For a change, it was the world championship leader, Michael Schumacher, who ran into trouble and controversy. He and his Benetton-Ford team were fined pounds 17,000 because the German driver ignored a black-flag signal to go into the pits to serve a five-second penalty imposed for overtaking Hill during the pre- race parade lap.
The German eventually obeyed the order, claiming that he had initially been told over his radio that the penalty would simply be added to his time at the end of the race. While he was in the pits, Hill opened an 18-second lead, which he protected until the finish. Schumacher had to be content with second place, with France's Jean Alesi, driving a Ferrari, third.
It is always a driver's fondest wish to win his home grand prix, but for Hill the victory had particular poignancy as his late father, Graham, who won the world drivers' championship twice, never won the British event.
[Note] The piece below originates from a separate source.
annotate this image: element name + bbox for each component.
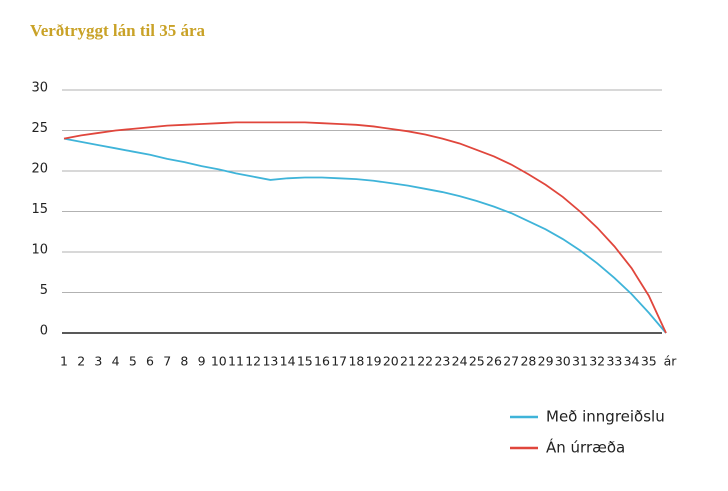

'It's the best day of my life. It's like a dream,' said Hill. 'I feel like every part of my life has come together at this point. If you believe in destiny, I was destined to win this race. I got a lot of motivation to win here - not least because my father never won it. I feel like this has completed a little hole my father left in his record. He would be delighted.'
During the week, Hill was subjected to speculation that if, as expected, Nigel Mansell returned to Formula One from IndyCar racing he would not want Hill in the team. Hill also had mechanical problems with his car on the first day of qualifying for the race.